- July 22, 2024
Instructions:
- Preparation: Preheat your oven to 400°F (200°C). Soak the cashews in water for at least 2 hours, then drain and set aside.
- Roasting Broccoli: Place the broccoli florets on a baking sheet, drizzle with olive oil, and roast in the oven for about 20 minutes, or until tender and slightly browned.
- Sautéing Vegetables: In a large pot, heat the remaining olive oil over medium heat. Add the diced onion and carrot, sautéing until softened, about 5 minutes. Add the garlic and sauté for another minute.
- Blending: Add the roasted broccoli, soaked cashews, vegetable broth, nutritional yeast, and a pinch of turmeric (if using) to the pot. Bring to a boil, then reduce the heat and let it simmer for 10 minutes.
- Pureeing: Using an immersion blender, blend the soup until smooth. Alternatively, you can transfer the soup in batches to a high-powered blender.
- Final Touches: Return the soup to the pot if using a blender, stir in the lemon juice, and season with salt and pepper to taste. If the soup is too thick, add more vegetable broth until desired consistency is reached.
- Serving: Serve hot, garnished with roasted nuts if desired.
Storage Methods:
- Refrigeration: Store the soup in an airtight container in the refrigerator for up to 5 days.

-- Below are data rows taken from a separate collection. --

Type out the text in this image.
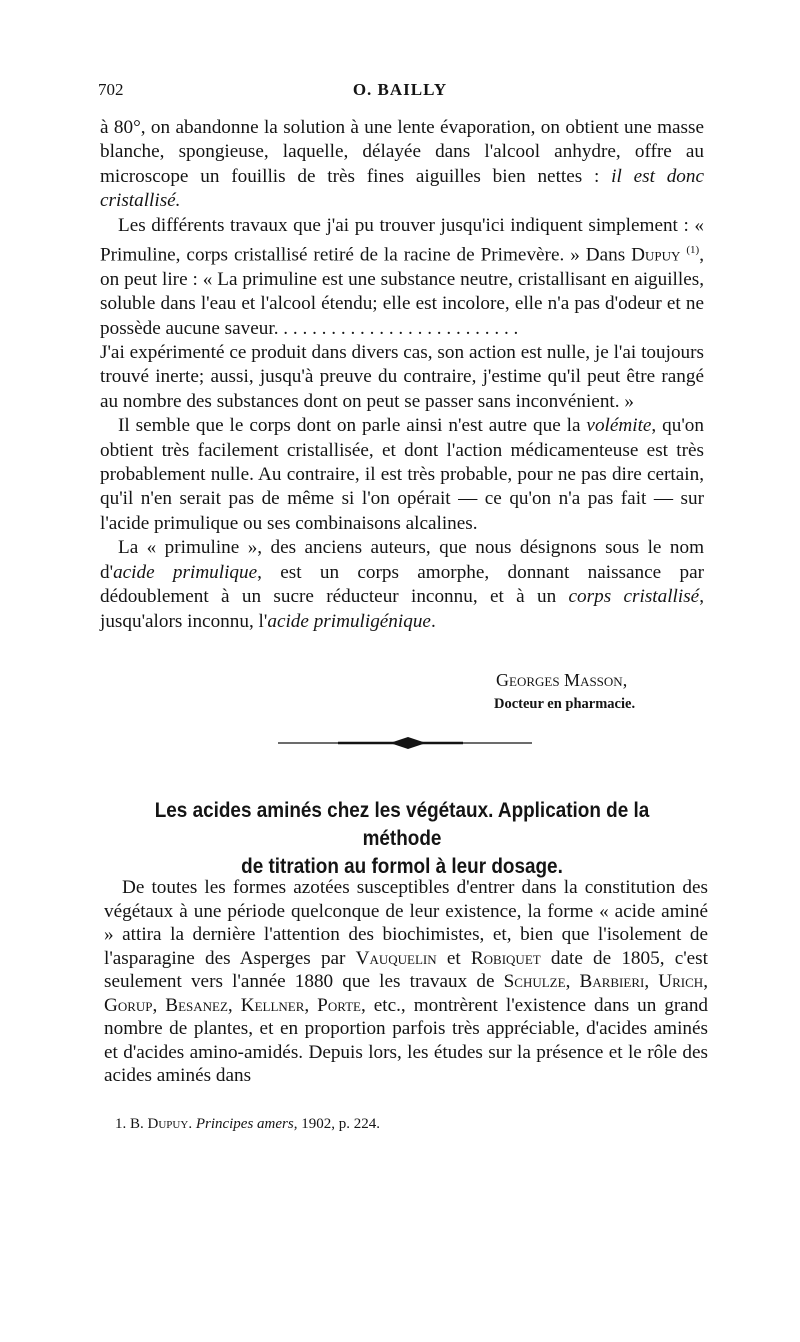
702	O. BAILLY

à 80°, on abandonne la solution à une lente évaporation, on obtient une masse blanche, spongieuse, laquelle, délayée dans l'alcool anhydre, offre au microscope un fouillis de très fines aiguilles bien nettes : il est donc cristallisé.

Les différents travaux que j'ai pu trouver jusqu'ici indiquent simplement : « Primuline, corps cristallisé retiré de la racine de Primevère. » Dans Dupuy $^{(1)}$, on peut lire : « La primuline est une substance neutre, cristallisant en aiguilles, soluble dans l'eau et l'alcool étendu; elle est incolore, elle n'a pas d'odeur et ne possède aucune saveur. . . . . . . . . . . . . . . . . . . . . . . . . .

J'ai expérimenté ce produit dans divers cas, son action est nulle, je l'ai toujours trouvé inerte; aussi, jusqu'à preuve du contraire, j'estime qu'il peut être rangé au nombre des substances dont on peut se passer sans inconvénient. »

Il semble que le corps dont on parle ainsi n'est autre que la volémite, qu'on obtient très facilement cristallisée, et dont l'action médicamenteuse est très probablement nulle. Au contraire, il est très probable, pour ne pas dire certain, qu'il n'en serait pas de même si l'on opérait — ce qu'on n'a pas fait — sur l'acide primulique ou ses combinaisons alcalines.

La « primuline », des anciens auteurs, que nous désignons sous le nom d'acide primulique, est un corps amorphe, donnant naissance par dédoublement à un sucre réducteur inconnu, et à un corps cristallisé, jusqu'alors inconnu, l'acide primuligénique.

Georges Masson,
Docteur en pharmacie.
Les acides aminés chez les végétaux. Application de la méthode
de titration au formol à leur dosage.

De toutes les formes azotées susceptibles d'entrer dans la constitution des végétaux à une période quelconque de leur existence, la forme « acide aminé » attira la dernière l'attention des biochimistes, et, bien que l'isolement de l'asparagine des Asperges par Vauquelin et Robiquet date de 1805, c'est seulement vers l'année 1880 que les travaux de Schulze, Barbieri, Urich, Gorup, Besanez, Kellner, Porte, etc., montrèrent l'existence dans un grand nombre de plantes, et en proportion parfois très appréciable, d'acides aminés et d'acides amino-amidés. Depuis lors, les études sur la présence et le rôle des acides aminés dans

1. B. Dupuy. Principes amers, 1902, p. 224.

- Freezing: Freeze the soup in individual portions for up to 3 months. Reheat gently on the stove, adding a bit of vegetable broth if necessary.
Variations:
- Spicy: Add a pinch of cayenne pepper or a chopped jalapeño for a spicy kick.
- Herbed: Stir in fresh herbs like parsley or chives before serving.
- Chunky: Reserve some broccoli florets before blending and stir them back into the soup for added texture.
Health Benefits of Ingredients:
- Broccoli: Rich in vitamins K and C, fiber, and numerous antioxidants, supporting immune function and digestive health.
- Cashews: Provide healthy fats, protein, and essential minerals like magnesium and zinc, promoting heart health and strong bones.
- Nutritional Yeast: A great source of B-vitamins, especially B12 for vegans, and adds a cheesy flavor without dairy.
- Carrots: High in beta-carotene, fiber, vitamin K1, and antioxidants, beneficial for eye health and overall well-being.
- Garlic: Known for its immune-boosting properties and potential cardiovascular benefits.
This comforting vegan broccoli cheddar soup is a nourishing and flavorful dish, perfect for any time of the year. Enjoy the rich, creamy texture and the satisfying flavors, knowing that each spoonful is packed with healthful ingredients.